Nov 29, 2012 11:49 AM CST
|Not sure how bai hei fits into all this, but bai he is the the Chinese name for just "lily". I have no idea how grammar works in Chinese, but in most languages there are root words that are suffixed and prefixed to change meaning, gender, tense and pluralities.|
xiu li bai he = Lilium amabile
tiao ye bai he =Lilium callosum
hu bei bai he = Lilium henryi
pu jing bai he = Lilium lankongense
zi ban bai he = Lilium nepalense
nan chuan bai he = Lilium rosthornii
Nov 29, 2012 9:56 PM CST
|oops - my bad. Just checked Haw - it's my fuzzy memory that added an 'i' to the end. Google informs me Hei Bai is a kick-ass forest protector spirit :biggrin:|
But that's great information, Leftwood - I had no idea 'Bai He' was so generic a term, but that explains a lot. Reading Haw (again, to find clarification), it's obvious now why he found so much confusion in the chinese literature over the description (and thus identity) of bai he - the authors of old were not being specific, just refering to 'lily'.
Nov 30, 2012 1:10 AM CST
|I might also clarify that those Chinese names are common names and not technically equivalent to the Botanical Latin. (There is no such thing as a Chinese botanical name; all botanical names are only written in Botanical Latin.) |
So more correctly:
xiu li bai he = Korean lily
hu bei bai he = Henry's lily
zi ban bai he = Nepal lily
Nov 30, 2012 5:40 AM CST
|Maybe the Chinese only eat Asiatic lilies LOL.|
Nov 30, 2012 8:16 AM CST
|Naturally. It would be tasteless if they ate Orientals. |
Where are we going, and why am I in this hand-basket?
Nov 30, 2012 9:19 AM CST
|la! la! la !|
Nov 30, 2012 10:18 AM CST
| I wonder if oriental is politically correct these days....|
It's not call Northwest Orient Airlines anymore.

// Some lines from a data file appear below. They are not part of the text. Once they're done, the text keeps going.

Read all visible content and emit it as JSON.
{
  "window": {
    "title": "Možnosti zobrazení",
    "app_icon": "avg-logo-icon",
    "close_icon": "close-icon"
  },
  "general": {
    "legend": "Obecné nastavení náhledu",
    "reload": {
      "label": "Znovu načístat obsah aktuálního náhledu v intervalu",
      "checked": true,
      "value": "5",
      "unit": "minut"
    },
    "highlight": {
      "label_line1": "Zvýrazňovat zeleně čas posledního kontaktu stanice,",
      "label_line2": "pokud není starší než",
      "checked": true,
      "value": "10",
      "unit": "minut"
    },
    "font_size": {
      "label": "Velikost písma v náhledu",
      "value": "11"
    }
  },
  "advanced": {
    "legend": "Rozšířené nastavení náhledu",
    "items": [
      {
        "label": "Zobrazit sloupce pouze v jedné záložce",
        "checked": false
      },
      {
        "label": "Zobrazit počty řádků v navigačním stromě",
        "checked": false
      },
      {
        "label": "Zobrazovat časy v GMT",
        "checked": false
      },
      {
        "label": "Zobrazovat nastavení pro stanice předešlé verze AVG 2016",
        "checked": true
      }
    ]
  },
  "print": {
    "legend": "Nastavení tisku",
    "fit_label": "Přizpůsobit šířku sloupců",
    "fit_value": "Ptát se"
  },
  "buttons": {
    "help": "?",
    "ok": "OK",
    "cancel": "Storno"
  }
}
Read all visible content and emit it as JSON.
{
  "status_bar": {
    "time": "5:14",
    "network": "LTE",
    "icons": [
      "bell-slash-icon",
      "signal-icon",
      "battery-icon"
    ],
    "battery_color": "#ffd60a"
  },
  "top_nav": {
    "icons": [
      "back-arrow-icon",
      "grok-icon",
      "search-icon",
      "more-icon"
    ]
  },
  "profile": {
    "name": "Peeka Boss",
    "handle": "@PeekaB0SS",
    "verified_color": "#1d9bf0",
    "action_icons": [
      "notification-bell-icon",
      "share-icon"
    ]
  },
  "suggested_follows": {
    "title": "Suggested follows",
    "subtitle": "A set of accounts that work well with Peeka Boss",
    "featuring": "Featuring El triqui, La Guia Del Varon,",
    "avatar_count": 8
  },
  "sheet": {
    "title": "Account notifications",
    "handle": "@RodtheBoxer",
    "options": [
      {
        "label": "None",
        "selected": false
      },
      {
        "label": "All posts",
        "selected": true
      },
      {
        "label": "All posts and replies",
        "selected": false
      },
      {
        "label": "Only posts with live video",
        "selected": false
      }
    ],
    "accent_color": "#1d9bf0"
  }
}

An important point (on the serious side) to keep in mind though:
---- Asiatic lilies would be a subset of Asian lilies. The two are not the same group.
Nov 30, 2012 11:13 AM CST
|O K Lorne. Your probably right.|
On a serious note.I wonder if they are a high starch vedgtable?
Would they taste like a potato? They look like onions in the recipe.